THE long-term environmental protection of the Great Barrier Reef the Far North’s greatest asset will be assured under the Coalition’s Reef 2050 Plan, says Leichhardt MP Warren Entsch.
“This is an excellent policy we’ve released today,” Mr Entsch said.
“I welcome the $40 million for the creation of a Reef Trust and it makes sense that the Queensland Government, the Federal Government and other agencies including GBRMPA should all work together on an agreed strategic assessment for the future of the reef.
“Everyone needs to have a seat at the table when decisions are being made.”
Mr Entsch said farmers and landowners in the Far North had already made significant inroads into reducing farm runoff and nutrient reduction but welcomed further moves to re-prioritise Reef Rescue Funding to focus on the issue.
“I’m also very pleased to see that the RRRC will play a key role in helping to eradicate the Crown of Thorns, working with AMPTO,” he said.
“Both these organisations do incredible work in our region and this is an example of how science can be applied on the ground to make a real difference in our environment.”
Addressing the third element of the Reef 2050 policy, the Turtle and Dugong Protection Plan, Mr Entsch emphasised that the policy was driven by the need to combat the threats of poaching, illegal hunting and marine debris.
“There’s a lot of misinformation being spread but as I have said many times, this policy is not in any way going to affect the Native Title rights of Aboriginal and Torres Strait Island hunters,” he stated.

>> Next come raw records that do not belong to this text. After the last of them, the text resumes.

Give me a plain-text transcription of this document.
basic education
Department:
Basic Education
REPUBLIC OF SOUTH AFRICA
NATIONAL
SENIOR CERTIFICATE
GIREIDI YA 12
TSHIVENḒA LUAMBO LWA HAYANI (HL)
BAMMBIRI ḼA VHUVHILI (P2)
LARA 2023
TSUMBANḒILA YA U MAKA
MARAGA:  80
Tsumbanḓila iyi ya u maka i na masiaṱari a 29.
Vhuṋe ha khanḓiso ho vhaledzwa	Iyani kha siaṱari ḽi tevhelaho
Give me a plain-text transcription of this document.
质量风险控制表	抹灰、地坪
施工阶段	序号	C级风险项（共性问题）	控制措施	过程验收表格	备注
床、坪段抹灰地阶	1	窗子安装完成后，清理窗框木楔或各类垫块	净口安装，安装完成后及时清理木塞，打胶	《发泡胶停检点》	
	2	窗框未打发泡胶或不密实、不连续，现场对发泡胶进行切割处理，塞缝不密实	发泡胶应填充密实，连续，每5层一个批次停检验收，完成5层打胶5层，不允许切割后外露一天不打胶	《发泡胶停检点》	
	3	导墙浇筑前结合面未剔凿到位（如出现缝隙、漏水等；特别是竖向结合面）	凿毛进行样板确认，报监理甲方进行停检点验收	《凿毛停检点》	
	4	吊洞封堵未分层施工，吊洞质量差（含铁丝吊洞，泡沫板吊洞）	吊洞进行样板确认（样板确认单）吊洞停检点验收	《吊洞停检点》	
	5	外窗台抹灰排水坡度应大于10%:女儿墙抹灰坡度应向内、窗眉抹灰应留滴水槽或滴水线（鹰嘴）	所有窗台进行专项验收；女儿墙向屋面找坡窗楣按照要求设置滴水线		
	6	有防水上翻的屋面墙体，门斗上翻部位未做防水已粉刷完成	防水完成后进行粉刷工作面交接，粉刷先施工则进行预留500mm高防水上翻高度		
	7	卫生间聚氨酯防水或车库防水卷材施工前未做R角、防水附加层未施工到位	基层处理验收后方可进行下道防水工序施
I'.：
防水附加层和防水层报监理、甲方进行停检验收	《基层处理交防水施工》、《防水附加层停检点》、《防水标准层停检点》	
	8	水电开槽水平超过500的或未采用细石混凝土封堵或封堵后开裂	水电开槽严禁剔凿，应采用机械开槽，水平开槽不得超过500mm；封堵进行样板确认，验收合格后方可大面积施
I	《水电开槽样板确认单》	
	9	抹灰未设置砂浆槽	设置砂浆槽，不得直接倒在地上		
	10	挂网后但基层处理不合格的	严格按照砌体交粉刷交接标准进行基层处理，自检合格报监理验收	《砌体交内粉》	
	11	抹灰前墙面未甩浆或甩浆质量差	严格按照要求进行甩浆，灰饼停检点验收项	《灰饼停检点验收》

“I will continue to protect the right to take turtle and dugong for traditional purposes under the Act, but it’s important that those few people who are doing the wrong thing are stopped because it’s not sustainable. We don’t want our children and grandchildren only being able to see a dugong in a museum.
“We will continue to work with Traditional Owners around North Queensland on voluntary moratoriums for the taking of dugongs and to strengthen enforcement for indigenous rangers.”